Over the past few weeks, the administration of President-elect Ferdinand Marcos Jr. has been busy not only training members of the new cabinet, but also meeting with members of the diplomatic corps. Along with entertaining pleas from leaders of different countries, led by the superpowers of the United States and China, their representatives also personally reached out to Marcos, telling him of their desire to continue, and even improve, good labor and trade relations, pandemic recovery, climate change and cultural exchange.
Among the countries that have reached out is the United States, a traditional ally of the Philippines. Assistant Secretary of State Wendy Sherman met with the President-elect on June 9, 2022 to convey Washington’s desire to forge a stronger economic partnership and alliance with Manila. Sherman, for the record, is the first senior foreign official to meet Marcos personally since the national elections.
“We discussed strengthening our longstanding alliance, expanding people-to-people ties, deepening our economic relations, promoting human rights and preserving an Indo- Free and open Pacific,” Sherman said in an official Tweet. The State Department also reiterated the purpose and scope of the meeting, noting that “both nations have agreed to reinforce the importance of public-private partnerships, clean energy, and the digital economy. “.
Regarding clean energy, Sherman said the United States stands ready to support the country in its transition to renewable energy because it is “something that is essential for the whole world.” “For the safety of our planet, this is a topic of conversation in every government discussion I have.
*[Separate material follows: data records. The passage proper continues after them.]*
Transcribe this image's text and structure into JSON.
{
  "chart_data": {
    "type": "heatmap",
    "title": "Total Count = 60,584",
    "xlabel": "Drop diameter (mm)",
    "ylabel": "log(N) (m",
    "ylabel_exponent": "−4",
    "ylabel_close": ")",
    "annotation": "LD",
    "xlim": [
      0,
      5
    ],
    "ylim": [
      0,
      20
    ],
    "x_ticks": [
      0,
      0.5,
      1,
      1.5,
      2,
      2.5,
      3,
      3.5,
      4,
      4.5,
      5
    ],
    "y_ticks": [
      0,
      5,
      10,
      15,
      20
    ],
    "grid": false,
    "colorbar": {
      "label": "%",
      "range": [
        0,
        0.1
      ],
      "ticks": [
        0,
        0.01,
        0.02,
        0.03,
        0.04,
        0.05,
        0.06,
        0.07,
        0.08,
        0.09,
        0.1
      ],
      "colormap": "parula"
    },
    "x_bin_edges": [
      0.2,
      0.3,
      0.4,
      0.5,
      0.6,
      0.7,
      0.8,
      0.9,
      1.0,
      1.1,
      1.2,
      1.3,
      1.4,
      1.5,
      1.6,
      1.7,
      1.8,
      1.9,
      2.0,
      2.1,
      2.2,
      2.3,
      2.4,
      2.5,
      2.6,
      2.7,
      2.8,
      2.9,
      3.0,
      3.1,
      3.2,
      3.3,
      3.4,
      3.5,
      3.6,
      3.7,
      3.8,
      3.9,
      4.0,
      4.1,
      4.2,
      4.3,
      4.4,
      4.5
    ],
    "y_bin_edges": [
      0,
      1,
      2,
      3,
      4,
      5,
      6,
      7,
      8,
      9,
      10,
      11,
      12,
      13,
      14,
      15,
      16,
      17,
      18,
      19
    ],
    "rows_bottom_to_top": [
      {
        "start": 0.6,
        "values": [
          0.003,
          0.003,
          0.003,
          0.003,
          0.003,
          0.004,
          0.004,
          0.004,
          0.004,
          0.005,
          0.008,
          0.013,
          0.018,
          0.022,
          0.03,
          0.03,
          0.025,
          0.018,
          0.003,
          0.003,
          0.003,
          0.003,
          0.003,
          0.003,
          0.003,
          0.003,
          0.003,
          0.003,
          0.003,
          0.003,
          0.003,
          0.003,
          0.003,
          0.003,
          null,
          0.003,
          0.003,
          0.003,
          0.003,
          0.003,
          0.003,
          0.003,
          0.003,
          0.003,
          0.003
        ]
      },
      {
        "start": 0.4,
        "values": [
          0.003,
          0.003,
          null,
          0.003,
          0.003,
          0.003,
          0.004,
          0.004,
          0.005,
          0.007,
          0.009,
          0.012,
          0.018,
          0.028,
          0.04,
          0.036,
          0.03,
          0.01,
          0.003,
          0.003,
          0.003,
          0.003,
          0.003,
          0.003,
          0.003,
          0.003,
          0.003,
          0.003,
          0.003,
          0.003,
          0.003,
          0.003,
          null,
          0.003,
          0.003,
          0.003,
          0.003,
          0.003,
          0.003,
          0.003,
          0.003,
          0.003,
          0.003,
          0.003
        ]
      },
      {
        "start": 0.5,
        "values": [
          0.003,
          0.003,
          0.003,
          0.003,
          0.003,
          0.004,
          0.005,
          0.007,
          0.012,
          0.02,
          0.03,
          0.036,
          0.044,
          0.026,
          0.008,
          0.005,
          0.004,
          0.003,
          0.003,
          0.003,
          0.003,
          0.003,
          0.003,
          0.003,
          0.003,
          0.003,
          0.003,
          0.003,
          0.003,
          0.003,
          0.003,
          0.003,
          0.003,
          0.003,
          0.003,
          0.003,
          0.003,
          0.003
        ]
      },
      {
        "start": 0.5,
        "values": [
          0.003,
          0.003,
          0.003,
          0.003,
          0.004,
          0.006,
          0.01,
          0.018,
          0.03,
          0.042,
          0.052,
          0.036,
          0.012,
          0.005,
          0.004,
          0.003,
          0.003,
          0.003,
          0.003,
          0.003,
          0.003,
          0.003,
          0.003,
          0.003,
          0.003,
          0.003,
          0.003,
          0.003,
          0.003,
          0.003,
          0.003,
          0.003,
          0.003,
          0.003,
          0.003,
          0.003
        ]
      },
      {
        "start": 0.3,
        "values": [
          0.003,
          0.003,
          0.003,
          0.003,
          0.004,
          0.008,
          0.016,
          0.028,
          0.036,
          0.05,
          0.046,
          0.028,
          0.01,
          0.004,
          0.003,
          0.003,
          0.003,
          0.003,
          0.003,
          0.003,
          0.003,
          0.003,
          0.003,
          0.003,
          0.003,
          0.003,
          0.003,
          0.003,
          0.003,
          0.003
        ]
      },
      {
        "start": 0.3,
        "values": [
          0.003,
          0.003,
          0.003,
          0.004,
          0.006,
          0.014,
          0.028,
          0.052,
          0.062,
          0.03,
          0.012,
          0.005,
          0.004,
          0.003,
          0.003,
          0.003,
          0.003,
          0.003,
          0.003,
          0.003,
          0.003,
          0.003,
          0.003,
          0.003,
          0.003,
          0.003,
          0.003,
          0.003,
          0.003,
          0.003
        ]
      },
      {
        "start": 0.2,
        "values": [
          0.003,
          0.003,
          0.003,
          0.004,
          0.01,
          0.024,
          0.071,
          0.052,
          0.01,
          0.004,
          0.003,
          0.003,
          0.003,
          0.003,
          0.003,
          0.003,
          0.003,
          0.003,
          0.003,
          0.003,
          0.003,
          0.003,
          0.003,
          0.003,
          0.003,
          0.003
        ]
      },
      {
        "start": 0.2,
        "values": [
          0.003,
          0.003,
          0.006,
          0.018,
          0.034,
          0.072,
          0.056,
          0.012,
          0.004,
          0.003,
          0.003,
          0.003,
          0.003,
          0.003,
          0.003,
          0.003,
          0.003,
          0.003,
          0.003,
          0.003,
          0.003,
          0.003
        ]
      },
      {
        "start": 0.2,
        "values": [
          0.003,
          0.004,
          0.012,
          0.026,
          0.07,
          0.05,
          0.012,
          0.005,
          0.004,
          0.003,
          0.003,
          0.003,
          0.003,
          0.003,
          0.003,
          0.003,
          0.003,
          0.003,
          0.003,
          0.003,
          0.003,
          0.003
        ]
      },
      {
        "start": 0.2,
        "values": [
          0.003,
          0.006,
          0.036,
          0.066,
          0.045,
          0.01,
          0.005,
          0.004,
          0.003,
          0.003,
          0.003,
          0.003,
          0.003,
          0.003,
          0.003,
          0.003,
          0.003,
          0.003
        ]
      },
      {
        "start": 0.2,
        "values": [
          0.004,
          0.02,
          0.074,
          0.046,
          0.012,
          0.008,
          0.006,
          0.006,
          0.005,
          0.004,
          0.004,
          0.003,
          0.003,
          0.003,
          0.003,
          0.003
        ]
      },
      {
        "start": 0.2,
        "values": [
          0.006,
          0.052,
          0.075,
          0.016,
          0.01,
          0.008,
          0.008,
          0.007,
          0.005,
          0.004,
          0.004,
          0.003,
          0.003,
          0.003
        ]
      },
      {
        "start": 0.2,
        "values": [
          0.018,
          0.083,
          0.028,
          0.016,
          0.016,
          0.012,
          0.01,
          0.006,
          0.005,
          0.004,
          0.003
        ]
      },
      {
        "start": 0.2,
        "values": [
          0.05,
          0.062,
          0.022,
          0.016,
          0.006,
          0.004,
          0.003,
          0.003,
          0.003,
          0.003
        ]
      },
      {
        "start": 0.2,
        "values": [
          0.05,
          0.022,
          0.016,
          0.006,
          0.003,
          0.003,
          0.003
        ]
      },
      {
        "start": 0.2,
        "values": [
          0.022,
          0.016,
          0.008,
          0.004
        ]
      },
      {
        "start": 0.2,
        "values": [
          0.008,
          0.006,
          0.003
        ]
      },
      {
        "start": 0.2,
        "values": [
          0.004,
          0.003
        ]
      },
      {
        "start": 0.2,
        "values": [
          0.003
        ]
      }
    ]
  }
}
As countries attempt to transition to renewable energy such as wind, solar, small efficient modular nuclear reactors , the United States is happy to work with them to provide any technical assistance (we have) experts to help us think through how to make this transition.
Sherman also used his visit to the country to stress Washington’s commitment to the Mutual Defense Treaty (MDT) with the Philippines. “The United States remains committed to standing with the government of the Philippines to uphold the rules and laws that underpin the international maritime order,” she said.
In less than a month, the Philippines and the United States will mark the 76th anniversary of the establishment of diplomatic relations. This makes our country the oldest treaty ally of the United States in Asia. In addition to a common historical and political background, the two countries are also major trading partners. Before the pandemic, bilateral trade reached more than US$27 billion in 2019, making the United States the Philippines’ third-largest trading partner. With the positive reception and criticism of the talks, the new administration expressed optimism to work with the United States on a much deeper and more meaningful scale.
It may be recalled that among the first visitors to Marcos was the American charge d’affaires Heather Variava. Marcos was able to convey at that time that “security issues played an important role in relations with the United States”. “We discussed security concerns, the return or re-signing, or the extension of the Visiting Forces Agreement (VFA) and how it could be redefined to take into account the the rapidly changing geopolitical climate, especially with what’s happening in the world,” Marcos said. .
After taking the oath in front of the National Museum at noon on June 30, the new president must begin to explain to the world the main direction of his foreign policy. There will be many problems, different points of view and inevitable disagreements along the way. Whatever this path, may the path taken by our country lead to peace, progress and prosperity for all.